The guidance urges companies to prepare for recalls by installing a series of internal policies and procedures, and, once a recall is necessary, to move quickly in carrying out those procedures.
“Voluntary recalls continue to be the fastest, most effective way for a company to correct or remove violative and potentially harmful products from the market to help keep consumers safe,” said Judith McMeekin, Pharm. D., the FDA’s associate commissioner of regulatory affairs.
“It is critical that all companies in the supply chain are 'recall ready' to ensure appropriate actions are taken swiftly across the distribution channels to best protect public health and the integrity of the supply chain,” McMeekin said in an agency statement. “We will continue to work with companies to improve their recall procedures and minimize Americans’ exposure to potentially harmful products.”
To start, according to the regulator, companies should set up product coding systems and keep thorough distribution logs so that they can more easily and accurately single out specific lots of potentially harmful products.
From there, as they begin to alert buyers and patients about an identified safety risk, product makers are encouraged to use electronic communication methods to send out those alerts—once again, to ensure the public becomes aware of the risk as quickly as possible.
In a final attempt at speeding up the recall process, the FDA also asked companies to initiate voluntary recalls as soon as they learn of a potential issue with their products, rather than waiting for the results of an investigation into the issue.
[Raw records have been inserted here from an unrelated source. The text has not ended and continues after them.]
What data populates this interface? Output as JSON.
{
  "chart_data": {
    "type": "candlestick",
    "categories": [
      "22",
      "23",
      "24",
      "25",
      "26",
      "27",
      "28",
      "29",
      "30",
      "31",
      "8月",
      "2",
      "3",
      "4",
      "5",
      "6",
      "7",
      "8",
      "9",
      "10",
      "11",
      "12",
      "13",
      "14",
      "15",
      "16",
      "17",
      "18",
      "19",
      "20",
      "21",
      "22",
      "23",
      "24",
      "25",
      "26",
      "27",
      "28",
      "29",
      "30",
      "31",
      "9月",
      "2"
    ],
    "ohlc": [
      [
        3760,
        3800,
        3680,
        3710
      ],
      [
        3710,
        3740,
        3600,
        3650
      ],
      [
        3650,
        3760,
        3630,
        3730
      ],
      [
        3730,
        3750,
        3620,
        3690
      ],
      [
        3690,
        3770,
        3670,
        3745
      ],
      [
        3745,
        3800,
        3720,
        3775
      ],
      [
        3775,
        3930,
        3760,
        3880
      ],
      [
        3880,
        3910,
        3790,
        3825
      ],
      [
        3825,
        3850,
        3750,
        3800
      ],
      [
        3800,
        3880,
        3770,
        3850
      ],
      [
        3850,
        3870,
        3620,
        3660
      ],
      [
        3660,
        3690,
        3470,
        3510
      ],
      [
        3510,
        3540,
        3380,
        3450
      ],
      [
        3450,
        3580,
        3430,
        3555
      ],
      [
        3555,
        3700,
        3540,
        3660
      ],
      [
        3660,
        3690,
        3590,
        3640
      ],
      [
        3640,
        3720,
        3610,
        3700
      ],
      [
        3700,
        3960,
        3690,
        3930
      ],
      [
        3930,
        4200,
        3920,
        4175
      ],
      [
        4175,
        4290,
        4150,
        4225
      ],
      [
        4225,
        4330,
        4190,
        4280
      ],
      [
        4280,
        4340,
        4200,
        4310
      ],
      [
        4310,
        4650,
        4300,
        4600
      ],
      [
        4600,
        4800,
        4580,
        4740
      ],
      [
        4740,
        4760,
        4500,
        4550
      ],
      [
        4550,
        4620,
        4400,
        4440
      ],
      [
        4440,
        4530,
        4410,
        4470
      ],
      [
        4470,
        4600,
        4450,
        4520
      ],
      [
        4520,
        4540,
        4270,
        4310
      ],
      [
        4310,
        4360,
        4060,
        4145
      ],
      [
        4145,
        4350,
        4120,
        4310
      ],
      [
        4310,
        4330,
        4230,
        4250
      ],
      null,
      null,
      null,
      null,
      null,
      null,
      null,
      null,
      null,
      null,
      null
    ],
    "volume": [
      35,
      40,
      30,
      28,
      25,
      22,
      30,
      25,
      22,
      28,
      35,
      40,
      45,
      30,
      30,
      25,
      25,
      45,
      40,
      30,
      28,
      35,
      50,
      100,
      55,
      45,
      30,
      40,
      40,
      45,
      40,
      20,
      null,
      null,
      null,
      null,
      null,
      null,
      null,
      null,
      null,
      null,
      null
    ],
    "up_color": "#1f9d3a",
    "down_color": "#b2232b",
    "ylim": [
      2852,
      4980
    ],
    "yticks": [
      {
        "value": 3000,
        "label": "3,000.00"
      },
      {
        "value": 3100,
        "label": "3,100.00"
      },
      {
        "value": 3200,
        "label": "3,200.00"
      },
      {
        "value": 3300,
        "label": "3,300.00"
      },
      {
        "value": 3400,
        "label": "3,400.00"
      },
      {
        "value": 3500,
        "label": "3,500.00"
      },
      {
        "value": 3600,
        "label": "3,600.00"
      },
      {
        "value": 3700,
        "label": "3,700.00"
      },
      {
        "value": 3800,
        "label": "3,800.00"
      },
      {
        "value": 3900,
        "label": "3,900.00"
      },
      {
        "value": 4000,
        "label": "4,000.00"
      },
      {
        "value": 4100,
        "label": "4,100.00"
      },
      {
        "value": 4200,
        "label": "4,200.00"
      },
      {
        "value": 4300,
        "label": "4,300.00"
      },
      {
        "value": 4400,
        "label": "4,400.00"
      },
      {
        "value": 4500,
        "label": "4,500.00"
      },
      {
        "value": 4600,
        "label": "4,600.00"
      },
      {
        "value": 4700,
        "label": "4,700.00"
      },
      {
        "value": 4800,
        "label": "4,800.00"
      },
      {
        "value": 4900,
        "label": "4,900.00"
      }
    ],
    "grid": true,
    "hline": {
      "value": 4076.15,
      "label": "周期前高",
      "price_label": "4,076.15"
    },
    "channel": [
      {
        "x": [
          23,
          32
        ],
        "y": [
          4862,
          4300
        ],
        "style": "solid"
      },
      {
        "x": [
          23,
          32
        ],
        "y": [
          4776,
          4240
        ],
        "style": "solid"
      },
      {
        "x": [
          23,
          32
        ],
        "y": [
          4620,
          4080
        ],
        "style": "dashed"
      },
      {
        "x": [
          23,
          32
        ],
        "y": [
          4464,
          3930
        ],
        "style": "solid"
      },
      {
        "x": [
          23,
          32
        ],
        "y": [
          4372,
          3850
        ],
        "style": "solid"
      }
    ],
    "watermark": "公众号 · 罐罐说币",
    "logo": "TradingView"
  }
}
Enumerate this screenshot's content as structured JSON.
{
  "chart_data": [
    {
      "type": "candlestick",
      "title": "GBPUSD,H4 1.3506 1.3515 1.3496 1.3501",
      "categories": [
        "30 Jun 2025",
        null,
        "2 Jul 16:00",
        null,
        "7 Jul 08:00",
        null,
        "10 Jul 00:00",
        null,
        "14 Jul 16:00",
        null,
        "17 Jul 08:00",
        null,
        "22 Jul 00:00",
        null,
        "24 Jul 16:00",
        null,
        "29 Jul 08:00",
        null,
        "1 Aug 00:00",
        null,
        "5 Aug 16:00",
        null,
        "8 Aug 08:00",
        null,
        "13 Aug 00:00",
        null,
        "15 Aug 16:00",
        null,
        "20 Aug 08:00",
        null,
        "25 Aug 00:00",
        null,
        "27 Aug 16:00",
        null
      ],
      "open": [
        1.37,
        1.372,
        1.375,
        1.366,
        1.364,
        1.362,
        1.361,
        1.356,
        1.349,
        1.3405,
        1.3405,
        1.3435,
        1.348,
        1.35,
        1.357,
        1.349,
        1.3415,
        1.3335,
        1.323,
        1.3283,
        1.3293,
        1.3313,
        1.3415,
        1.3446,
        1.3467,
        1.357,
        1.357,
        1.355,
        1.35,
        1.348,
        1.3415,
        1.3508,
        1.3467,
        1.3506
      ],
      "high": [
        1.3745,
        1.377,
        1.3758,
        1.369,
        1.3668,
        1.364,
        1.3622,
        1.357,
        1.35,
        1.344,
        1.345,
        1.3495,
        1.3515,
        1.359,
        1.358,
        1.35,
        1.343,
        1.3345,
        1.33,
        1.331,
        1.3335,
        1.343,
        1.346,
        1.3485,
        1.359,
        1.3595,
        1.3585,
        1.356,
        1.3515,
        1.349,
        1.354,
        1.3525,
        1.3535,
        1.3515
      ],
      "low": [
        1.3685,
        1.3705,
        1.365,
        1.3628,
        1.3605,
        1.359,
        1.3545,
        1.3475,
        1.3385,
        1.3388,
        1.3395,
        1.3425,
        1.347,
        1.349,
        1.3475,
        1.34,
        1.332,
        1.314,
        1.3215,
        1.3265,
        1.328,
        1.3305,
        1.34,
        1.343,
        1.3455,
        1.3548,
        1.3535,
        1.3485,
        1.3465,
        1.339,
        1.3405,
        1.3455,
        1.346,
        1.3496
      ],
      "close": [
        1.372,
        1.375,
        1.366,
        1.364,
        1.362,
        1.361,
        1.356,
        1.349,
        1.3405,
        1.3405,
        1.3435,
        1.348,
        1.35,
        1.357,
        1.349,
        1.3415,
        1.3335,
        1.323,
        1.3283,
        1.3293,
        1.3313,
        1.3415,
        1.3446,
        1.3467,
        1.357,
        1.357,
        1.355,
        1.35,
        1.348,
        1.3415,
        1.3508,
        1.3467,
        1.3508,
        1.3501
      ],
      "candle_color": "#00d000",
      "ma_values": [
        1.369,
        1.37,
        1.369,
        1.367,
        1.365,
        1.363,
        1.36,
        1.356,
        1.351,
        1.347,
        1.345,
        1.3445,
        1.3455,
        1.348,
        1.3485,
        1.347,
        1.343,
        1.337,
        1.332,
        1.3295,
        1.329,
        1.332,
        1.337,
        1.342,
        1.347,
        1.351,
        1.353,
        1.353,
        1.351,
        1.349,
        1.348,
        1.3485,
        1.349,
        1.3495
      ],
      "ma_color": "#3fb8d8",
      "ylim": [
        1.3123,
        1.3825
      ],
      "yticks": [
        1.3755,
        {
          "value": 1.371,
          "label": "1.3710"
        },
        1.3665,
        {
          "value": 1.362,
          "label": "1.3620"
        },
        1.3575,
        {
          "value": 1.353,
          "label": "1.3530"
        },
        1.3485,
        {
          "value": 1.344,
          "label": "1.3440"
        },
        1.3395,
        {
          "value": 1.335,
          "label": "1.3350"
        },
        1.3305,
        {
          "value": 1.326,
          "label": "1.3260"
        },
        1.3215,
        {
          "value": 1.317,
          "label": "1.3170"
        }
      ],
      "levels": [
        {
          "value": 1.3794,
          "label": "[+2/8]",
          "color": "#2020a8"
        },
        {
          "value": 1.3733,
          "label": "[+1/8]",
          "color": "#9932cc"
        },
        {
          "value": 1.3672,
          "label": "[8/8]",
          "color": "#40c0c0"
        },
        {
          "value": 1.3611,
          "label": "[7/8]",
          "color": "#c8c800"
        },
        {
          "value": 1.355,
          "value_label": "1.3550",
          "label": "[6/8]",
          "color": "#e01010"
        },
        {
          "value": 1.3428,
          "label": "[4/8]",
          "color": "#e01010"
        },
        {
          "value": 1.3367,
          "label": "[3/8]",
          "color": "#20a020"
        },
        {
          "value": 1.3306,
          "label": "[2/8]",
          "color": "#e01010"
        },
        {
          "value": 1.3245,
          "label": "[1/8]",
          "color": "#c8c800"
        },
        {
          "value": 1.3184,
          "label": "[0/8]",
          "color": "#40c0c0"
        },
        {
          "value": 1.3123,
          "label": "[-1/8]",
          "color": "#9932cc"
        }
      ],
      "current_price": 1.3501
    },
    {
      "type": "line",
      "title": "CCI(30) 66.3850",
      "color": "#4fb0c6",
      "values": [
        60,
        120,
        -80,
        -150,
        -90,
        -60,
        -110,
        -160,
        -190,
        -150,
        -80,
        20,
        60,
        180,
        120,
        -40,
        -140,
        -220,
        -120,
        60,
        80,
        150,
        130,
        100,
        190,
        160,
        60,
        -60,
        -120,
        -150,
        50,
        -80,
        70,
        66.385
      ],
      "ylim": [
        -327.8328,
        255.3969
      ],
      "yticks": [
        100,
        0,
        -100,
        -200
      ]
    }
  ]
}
They should also immediately notify all suppliers, distributors and other partners along the supply chain to keep as many affected products as possible out of the public’s hands.
The new guidance comes as the FDA reported a sharp drop in the number of product recalls for its fiscal year 2021, which ended September 30.
According to the agency’s recall data dashboard, 5,310 products were recalled in 2021. That’s not only well below 2020’s tally of 7,252 recalls but also represents the lowest number of annual recalls since the 3,208 it reported in fiscal year 2012, the first year with publicly available recall data.